Note: This is the only post to get an onslaught of acute traffic sufficient to actually take this website down. It made the #1 spot on Hacker News shortly after it was published, and has the most page views of any post on this site since that time.
I absolutely loved this New York Times column which lamented the world of apps, where we don’t have the capability to link to content anymore:
Unlike web pages, mobile apps do not have links. They do not have web addresses. They live in worlds by themselves, largely cut off from one another and the broader Internet. And so it is much harder to share the information found on them.
Yes, yes, for the love of God yes.
We have broken HTTP. We’ve done it for years in fits and starts, but apps have completely broken it. HTTP was a good specification which we’ve steadily whittled away.
URLs have a purpose. We are very cavalier about that purpose. We don’t use canonicals. We’re sloppy about switching back and forth between HTTP and HTTPs. We don’t bother to logically structure our URLs. We rebuild websites and let all the links break. We don’t appreciate that crawlers are dumb and they need more context than humans.
Did you know there’s something called a URN – Uniform Resource Name? This was supposed to be one level above a URL. Your resource would have a URN, which would be a global identifier, and it would resolve to a URL which was just where the resource was located right now. URNs never caught on, but they web would be better if they had. Content could then have a “name” which was matched to it forever, regardless of its current URL. (The “guid” element in RSS probably should have been named “urn,” in fact.)
And it’s not just URLs. HTTP status codes exist for a reason too. Did you know that there are a lot of them? In fact, there’s one for about everything that could happen for a web request. Did you know there’s a difference between 404 and 410? 404 (traditionally “Not Found”) means it was never here. 410 (traditionally “Gone”) means it was once here but is now gone. Big difference.
Ever hear of 303 and 307? They’re meant for load redirects (mirrors). The human readable descriptions are usually “See Other” or “Temporary Redirect.” Did you know there was a “402 Payment Required”? There’s a bunch that were just never implemented. These days a lot of websites just return “200 OK” for everything, even 404s, which drives me freaking nuts. (And, yes, I’m sure I’ve done it, so don’t go looking too hard through my portfolio…)

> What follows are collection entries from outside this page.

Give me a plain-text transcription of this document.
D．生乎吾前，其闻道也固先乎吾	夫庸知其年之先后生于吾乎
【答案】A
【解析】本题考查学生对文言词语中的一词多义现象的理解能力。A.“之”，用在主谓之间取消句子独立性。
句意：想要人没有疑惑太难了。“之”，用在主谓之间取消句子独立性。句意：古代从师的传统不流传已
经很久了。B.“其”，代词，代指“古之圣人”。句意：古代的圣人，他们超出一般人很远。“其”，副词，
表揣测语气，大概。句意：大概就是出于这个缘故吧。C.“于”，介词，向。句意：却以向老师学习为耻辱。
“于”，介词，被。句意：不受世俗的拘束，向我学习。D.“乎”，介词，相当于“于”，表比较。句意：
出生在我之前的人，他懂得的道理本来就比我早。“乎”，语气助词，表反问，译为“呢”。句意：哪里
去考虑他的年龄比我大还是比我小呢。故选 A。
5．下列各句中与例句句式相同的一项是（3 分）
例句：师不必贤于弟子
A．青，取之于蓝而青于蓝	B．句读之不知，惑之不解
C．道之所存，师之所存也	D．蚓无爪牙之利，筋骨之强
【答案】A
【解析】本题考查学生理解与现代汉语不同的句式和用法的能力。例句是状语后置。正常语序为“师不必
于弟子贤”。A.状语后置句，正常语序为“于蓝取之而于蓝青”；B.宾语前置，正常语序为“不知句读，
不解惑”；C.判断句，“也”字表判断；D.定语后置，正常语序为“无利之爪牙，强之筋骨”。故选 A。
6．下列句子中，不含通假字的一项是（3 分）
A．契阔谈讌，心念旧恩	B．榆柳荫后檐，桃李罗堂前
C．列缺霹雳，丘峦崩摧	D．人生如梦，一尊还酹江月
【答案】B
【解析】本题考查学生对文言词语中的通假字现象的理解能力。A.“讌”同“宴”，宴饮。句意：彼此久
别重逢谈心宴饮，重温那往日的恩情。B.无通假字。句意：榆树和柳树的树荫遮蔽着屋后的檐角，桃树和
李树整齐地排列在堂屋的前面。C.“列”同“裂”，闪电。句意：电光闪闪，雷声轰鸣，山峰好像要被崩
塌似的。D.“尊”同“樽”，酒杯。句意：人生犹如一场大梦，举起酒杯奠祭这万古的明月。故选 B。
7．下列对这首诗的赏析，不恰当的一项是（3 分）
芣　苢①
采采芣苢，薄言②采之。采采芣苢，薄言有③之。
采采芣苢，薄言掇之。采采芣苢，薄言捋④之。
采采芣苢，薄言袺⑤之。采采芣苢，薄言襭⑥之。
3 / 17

(A new company called Words API (it’s an API…for words) made me jump for joy when I saw they are using actual, intelligent HTTP status codes on their responses, even their errors. If you go over your usage limit, for example, you get a “429 Too Many Requests ” back. Good for them.)
Do you know why your FORM tag has an attribute called “method”? Because you’re calling a method on a web server, like a method on an object in OOP. Did you know there are other methods besides GET and POST? There’s HEAD and OPTIONS and PUT and DELETE. And you can write your own. So if you’re passing data back and forth between your app/site and your web server, you’re welcome to name custom methods in the leading line of the header.
And, technically, you’re supposed to make sure GET requests are idempotent, meaning they can be repeated with no changes to a resource. So you should be able to hit Refresh all day on a GET request without causing any data change (beyond perhaps analytics). If you’re changing data on a server, that should always be a POST request (or PUT or DELETE, if anyone ever used them as intended).
I could go on and on. Don’t even get me started about URL parameters. No, not querystrings – there was originally a specification where you could do something like “/key1:value1/key2:value2/” to pass data into a request. And what about the series of “UA-*” headers that existed to tell the web server information about the rendering capabilities of the user agent? (And dare I wander off into metadata-related ranting…two words people, Dublin Core!)
My point is that a lot of web developers today are completely ignorant of the protocol that is the basis for their job. A core understanding of HTTP should be a base requirement for working in this business. To not do that is to ignore a massive part of digital history (which we’re also very good at).
I’m currently working through HTTP: The Definitive Guide by O’Reilly. The book was written in 2002, but HTTP hasn’t changed much since then. It’s fascinating to read all the features built into HTTP that no one uses because they were never adopted or no one bothered to do some research before they re-solved a problem. There’s a lot of stuff in there that solves problems we’ve since programmed our way around. The designers of the spec were probably smarter than you, it turns out.
At risk of sounding like a crabby old man (I’m 43 and have been developing for the web since 1996), this is one small symptom of a larger problem – developers tend to think they can solve every problem, and they’re pretty sure that nothing good happened before they arrived on the scene. Anyone working in this space 20 years ago couldn’t possibly have known of their problems so every problem deserves a new solution.
Developers often don’t know what they don’t know (that link goes to my personal confession of this exact thing), and they feel no need to study the history of their technology to gain some context about it. Hell, we all need to sit and read The Innovators together.
Narcissism runs rampant in this industry, and our willingness to throw away and ignore some of the core philosophies of HTTP is just one manifestation of this. Rant over.